Went to look and saw these 2 eyes looking at me.......huge toad, obviously had escaped by jumping in the water dish. Seemed to have a scap on its side but otherwise fine. It must have been in the house at least 12 hours as the cats are shut in at night.


----------



## Princess Boo (Oct 30, 2008)

Its love! Our cat Boo brings all sorts of things - mostly frogs (3 in 1/2 hour is her record), pigeons and other birds. All alive, she likes to play with them.

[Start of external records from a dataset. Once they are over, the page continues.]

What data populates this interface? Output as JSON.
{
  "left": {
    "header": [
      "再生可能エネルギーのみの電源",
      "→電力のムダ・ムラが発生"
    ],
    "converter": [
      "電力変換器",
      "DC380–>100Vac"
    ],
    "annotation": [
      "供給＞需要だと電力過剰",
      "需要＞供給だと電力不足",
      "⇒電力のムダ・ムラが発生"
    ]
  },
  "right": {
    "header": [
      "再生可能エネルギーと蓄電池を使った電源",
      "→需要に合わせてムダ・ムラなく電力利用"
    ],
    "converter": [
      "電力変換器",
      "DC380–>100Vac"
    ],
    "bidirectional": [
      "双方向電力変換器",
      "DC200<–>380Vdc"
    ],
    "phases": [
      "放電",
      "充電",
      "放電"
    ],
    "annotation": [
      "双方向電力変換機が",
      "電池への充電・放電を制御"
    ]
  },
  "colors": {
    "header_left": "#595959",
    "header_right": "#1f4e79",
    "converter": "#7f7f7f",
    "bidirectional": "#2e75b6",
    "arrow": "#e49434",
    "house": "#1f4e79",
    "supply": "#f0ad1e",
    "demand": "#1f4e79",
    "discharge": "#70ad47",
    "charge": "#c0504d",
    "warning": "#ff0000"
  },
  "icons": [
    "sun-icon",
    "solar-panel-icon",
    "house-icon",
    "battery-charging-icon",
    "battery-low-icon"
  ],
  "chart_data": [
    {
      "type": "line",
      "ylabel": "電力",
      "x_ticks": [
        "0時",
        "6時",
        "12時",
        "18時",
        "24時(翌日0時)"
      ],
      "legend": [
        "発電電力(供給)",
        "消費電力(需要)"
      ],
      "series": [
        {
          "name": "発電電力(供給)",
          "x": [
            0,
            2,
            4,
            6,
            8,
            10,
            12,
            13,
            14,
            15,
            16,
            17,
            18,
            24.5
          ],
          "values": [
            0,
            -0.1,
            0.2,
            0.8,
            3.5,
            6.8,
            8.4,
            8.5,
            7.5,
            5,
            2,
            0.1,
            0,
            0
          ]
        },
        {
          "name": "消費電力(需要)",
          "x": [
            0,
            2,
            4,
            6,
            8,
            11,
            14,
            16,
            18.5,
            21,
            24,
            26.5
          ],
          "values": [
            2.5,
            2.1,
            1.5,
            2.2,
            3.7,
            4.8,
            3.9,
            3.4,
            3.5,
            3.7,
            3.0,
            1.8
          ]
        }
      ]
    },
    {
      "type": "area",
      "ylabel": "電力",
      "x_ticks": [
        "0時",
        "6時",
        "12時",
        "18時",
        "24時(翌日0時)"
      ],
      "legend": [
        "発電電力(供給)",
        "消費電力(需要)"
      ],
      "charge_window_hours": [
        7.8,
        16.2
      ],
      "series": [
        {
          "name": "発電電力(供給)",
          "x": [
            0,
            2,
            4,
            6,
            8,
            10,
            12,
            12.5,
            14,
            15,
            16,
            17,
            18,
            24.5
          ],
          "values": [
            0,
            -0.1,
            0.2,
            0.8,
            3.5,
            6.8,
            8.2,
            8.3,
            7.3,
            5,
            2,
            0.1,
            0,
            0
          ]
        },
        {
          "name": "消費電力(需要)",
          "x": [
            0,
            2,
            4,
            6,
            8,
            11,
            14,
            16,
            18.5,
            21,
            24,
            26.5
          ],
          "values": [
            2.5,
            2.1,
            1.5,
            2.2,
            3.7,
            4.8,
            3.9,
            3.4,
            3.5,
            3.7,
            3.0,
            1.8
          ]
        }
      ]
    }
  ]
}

Always leaves the gifts in the same place at the bottom of the stairs!

You'll just have to accept its what cats do and give her lots of praise and remove the 'gift'.


----------



## Guest (Oct 30, 2008)

We were all eating dinner in the conservatory the other day and all of a sudden, we heard this horrendous screaming.....turns out, one of the cats had brought in a frog!!! It was going ballistic under the sofa because Lily tried to find it again!

Managed to catch it but it really didn't want to be caught!

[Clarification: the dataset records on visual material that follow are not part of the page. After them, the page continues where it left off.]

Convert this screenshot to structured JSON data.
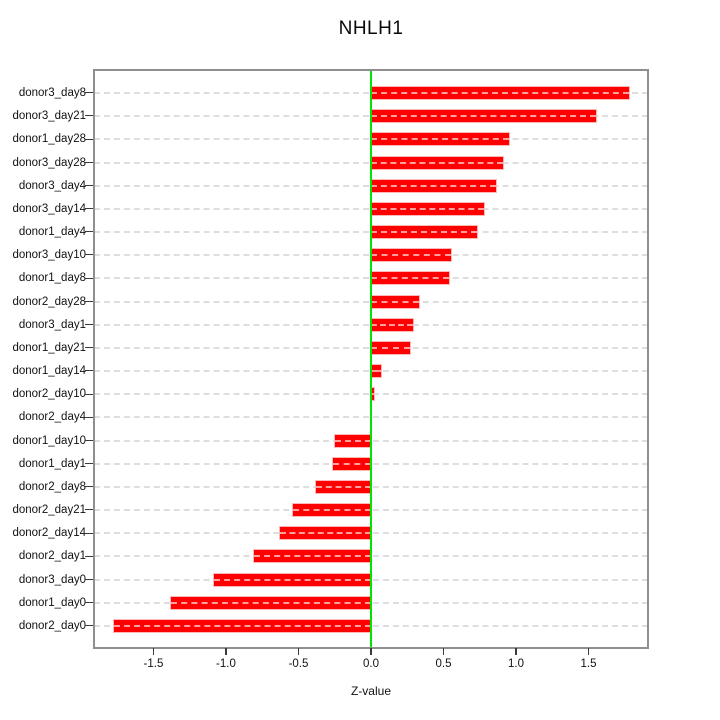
{
  "chart_data": {
    "type": "bar",
    "orientation": "horizontal",
    "title": "NHLH1",
    "xlabel": "Z-value",
    "ylabel": "",
    "legend": "none",
    "grid": "horizontal-dashed",
    "categories": [
      "donor3_day8",
      "donor3_day21",
      "donor1_day28",
      "donor3_day28",
      "donor3_day4",
      "donor3_day14",
      "donor1_day4",
      "donor3_day10",
      "donor1_day8",
      "donor2_day28",
      "donor3_day1",
      "donor1_day21",
      "donor1_day14",
      "donor2_day10",
      "donor2_day4",
      "donor1_day10",
      "donor1_day1",
      "donor2_day8",
      "donor2_day21",
      "donor2_day14",
      "donor2_day1",
      "donor3_day0",
      "donor1_day0",
      "donor2_day0"
    ],
    "values": [
      1.78,
      1.55,
      0.95,
      0.91,
      0.86,
      0.78,
      0.73,
      0.55,
      0.54,
      0.33,
      0.29,
      0.27,
      0.07,
      0.02,
      0.0,
      -0.25,
      -0.26,
      -0.38,
      -0.54,
      -0.63,
      -0.81,
      -1.08,
      -1.38,
      -1.77
    ],
    "x_ticks": [
      -1.5,
      -1.0,
      -0.5,
      0.0,
      0.5,
      1.0,
      1.5
    ],
    "x_tick_labels": [
      "-1.5",
      "-1.0",
      "-0.5",
      "0.0",
      "0.5",
      "1.0",
      "1.5"
    ],
    "xlim": [
      -1.91,
      1.91
    ],
    "reference_line_x": 0,
    "colors": {
      "bar": "#ff0000",
      "bar_edge": "#ffb8b8",
      "bar_grid_overlay": "#ff9f9f",
      "reference_line": "#00e400",
      "grid_line": "#dedede",
      "box_border": "#8f8f8f",
      "text": "#000000",
      "background": "#ffffff"
    }
  }
}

We have had all sorts from tiny little mice to wood pigeons...our boy always looks so pleased with himself, I can't bring myself to get rid of the 'gift' until he has gone away!


----------



## Laurel&Hardy (Oct 12, 2008)

You gotta love presents...and yes as everyone has said its your cats way of telling you he loves you by providing for you  My cats bring in all sorts, one of them catches moths, brings them in and then eats the wings leaving the rest of it to walk around...quite disturbing! We also get our fair share of shrews, bugs, mice, birds and the occasional bat! No rabbits as there aren't many in this area coz of the pine martens. 

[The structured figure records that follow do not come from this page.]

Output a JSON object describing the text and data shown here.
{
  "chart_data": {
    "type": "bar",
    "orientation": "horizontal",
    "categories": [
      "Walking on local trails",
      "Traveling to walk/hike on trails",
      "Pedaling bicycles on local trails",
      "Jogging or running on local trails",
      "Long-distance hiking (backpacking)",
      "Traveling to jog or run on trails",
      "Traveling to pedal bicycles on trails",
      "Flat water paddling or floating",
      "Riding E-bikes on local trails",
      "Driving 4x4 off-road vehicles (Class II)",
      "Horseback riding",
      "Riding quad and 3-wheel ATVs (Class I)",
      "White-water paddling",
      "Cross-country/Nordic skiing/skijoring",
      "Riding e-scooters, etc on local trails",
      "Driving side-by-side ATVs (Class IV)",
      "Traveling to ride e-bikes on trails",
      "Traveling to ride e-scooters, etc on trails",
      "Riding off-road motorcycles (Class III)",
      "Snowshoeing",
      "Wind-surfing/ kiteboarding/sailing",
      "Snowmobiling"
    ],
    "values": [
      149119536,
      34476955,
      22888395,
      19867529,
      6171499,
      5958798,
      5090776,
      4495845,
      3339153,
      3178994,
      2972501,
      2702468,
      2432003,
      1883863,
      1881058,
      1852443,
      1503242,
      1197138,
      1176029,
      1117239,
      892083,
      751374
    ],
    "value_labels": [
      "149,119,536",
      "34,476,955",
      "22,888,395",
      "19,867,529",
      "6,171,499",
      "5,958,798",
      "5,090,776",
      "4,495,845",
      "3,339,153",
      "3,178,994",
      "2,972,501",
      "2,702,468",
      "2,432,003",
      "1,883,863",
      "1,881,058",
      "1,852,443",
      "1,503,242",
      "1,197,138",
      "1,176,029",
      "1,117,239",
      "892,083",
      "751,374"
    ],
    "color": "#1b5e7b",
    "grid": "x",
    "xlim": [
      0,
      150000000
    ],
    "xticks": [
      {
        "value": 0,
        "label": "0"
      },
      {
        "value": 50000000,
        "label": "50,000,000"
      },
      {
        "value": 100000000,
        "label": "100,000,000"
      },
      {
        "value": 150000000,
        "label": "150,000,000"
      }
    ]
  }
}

Sometimes alive...always good fun to wake up in the middle of the night to crashing and banging as they try and catch a mice they have brought in...then theres the dead one...which I don't mind apart from when Scottie decides to pull out its insides and trail them into my bedroom...I have become very careful where I put my feet when I get outta bed, and I always put shoes on when I head to the loo in the middle of the night just in case there's a nice present for me to step in.


----------



## Tigerkatz (Sep 29, 2008)

my oh went home the other day to find his moggie had a lovely prezzie for him  
A GIANT rat!! What a good ol boy  glad it was not my cat.... I am soooo pleased mine are not allowed out to hunt. I think I would have had a heart attack


----------



## Janee (May 4, 2008)

Our council has just introduced biodegradable bags for putting in leftover food, including all bones, meat etc. 

I can now recycle the presents which are dead!


----------



## TRU (May 16, 2009)

Your cat is showing how clever he is. A mother cat would teach her young to catch food and expect it to learn, when the youngster manages to do this, it will show the mother and get highly praised. Your cat is doing the same thing. It is expecting praise for being a clever and swift provider.


----------